Au bord du lac des Quatre-Cantons, sur la prairie mythique du Grütli, symbole de la Suisse primitive, le 1er août 2021 s'est célébré comme une fête des femmes autant qu'une fête nationale. Le but de cette manifestation, organisée par «l'alliance F» 50 ans après l'introduction officielle du droit de vote des femmes en Suisse? «Rendre hommage, rassembler et préparer le futur», explique la faîtière des organisations féminines suisses dans son communiqué de presse.
Or, on peut précisément se questionner sur la dimension rassembleuse de cet événement. Comptant presque exclusivement des femmes, les 600 personnes présentes sur le Grütli ont toutes mangé végétarien, chanté une version modifiée de l'hymne national et applaudi l'image non pas des trois Confondérés qui, d'après la légende, auraient prêté serment en ce lieu de la commune uranaise de Seelisberg, mais de trois femmes de couleurs différentes.

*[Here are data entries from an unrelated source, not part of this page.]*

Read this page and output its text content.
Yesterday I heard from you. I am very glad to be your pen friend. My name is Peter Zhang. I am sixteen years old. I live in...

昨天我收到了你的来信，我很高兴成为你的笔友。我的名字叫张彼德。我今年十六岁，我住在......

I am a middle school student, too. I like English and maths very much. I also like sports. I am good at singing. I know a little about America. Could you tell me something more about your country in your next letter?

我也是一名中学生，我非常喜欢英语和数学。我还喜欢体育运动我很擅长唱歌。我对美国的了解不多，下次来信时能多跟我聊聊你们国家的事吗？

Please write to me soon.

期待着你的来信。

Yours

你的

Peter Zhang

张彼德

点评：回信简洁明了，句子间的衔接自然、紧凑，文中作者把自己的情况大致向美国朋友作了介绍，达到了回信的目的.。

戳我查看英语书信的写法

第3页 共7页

En Suisse, le droit de vote des femmes est acquis non seulement dans les faits, mais aussi, heureusement, dans les mentalités. Nos démocraties actuelles, fondées sur les Lumières, ne peuvent être envisagées sans le suffrage universel. La démocratie, c'est «un individu, une voix». Ce slogan bien pensé balaie d'emblée tout favoritisme, fût-il bienveillant, et rappelle que le citoyen est avant tout, sur le plan politique, un individu.

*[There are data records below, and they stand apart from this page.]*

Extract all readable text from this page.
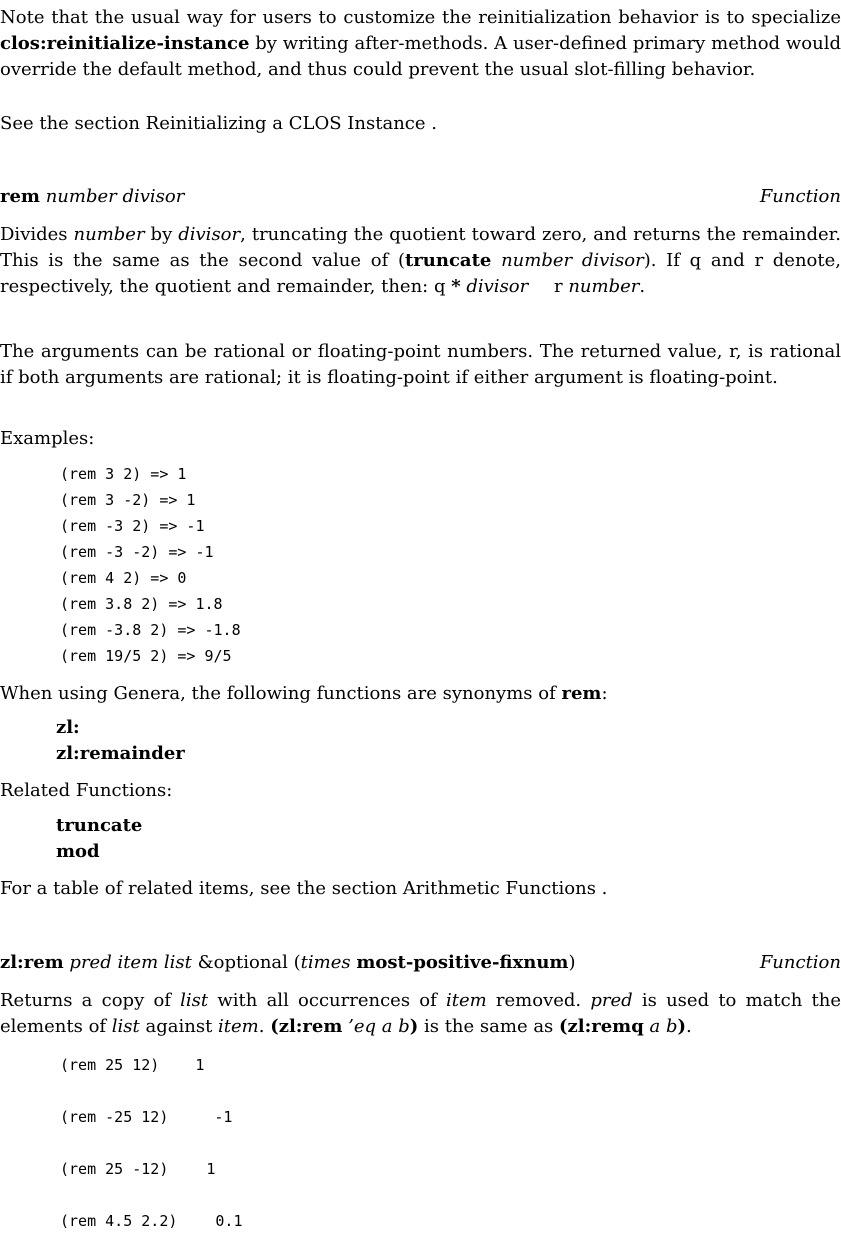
Note that the usual way for users to customize the reinitialization behavior is to specialize clos:reinitialize-instance by writing after-methods. A user-defined primary method would override the default method, and thus could prevent the usual slot-filling behavior.

See the section Reinitializing a CLOS Instance .
rem number divisor	Function

Divides number by divisor, truncating the quotient toward zero, and returns the remainder. This is the same as the second value of (truncate number divisor). If q and r denote, respectively, the quotient and remainder, then: q * divisor r number.

The arguments can be rational or floating-point numbers. The returned value, r, is rational if both arguments are rational; it is floating-point if either argument is floating-point.

Examples:
(rem 3 2) => 1
(rem 3 -2) => 1
(rem -3 2) => -1
(rem -3 -2) => -1
(rem 4 2) => 0
(rem 3.8 2) => 1.8
(rem -3.8 2) => -1.8
(rem 19/5 2) => 9/5
When using Genera, the following functions are synonyms of rem:
zl:
zl:remainder
Related Functions:
truncate
mod
For a table of related items, see the section Arithmetic Functions .
zl:rem pred item list &optional (times most-positive-fixnum)	Function

Returns a copy of list with all occurrences of item removed. pred is used to match the elements of list against item. (zl:rem ’eq a b) is the same as (zl:remq a b).

(rem 25 12) 1
(rem -25 12)	-1
(rem 25 -12)	1
(rem 4.5 2.2)	0.1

Pourquoi donc des associations ayant pour but de représenter les intérêts des femmes dans la vie politique et la société, choisissent-elles le 1er août pour organiser leur manifestation «à part»? Les personnes à y avoir participé sont très certainement de bonne volonté, portées par la simple et saine idée civique que la démocratie doit se vivre et se vivre par tout le monde. Mais cette manière de mettre en lumière l'identité féminine un jour où devrait primer – pour une fois dans l'année... – l'identité nationale n'a rien de rassembleur.
L'identité suisse, précisément, est une identité politique. Elle définit des individus libres et égaux en droits et en devoirs, qui veulent former une communauté de destin en suivant certains principes (indépendance, souveraineté, fédéralisme, ouverture...). Les tribus, au moins le 1er août, n'ont pas besoin de s'auto-célébrer.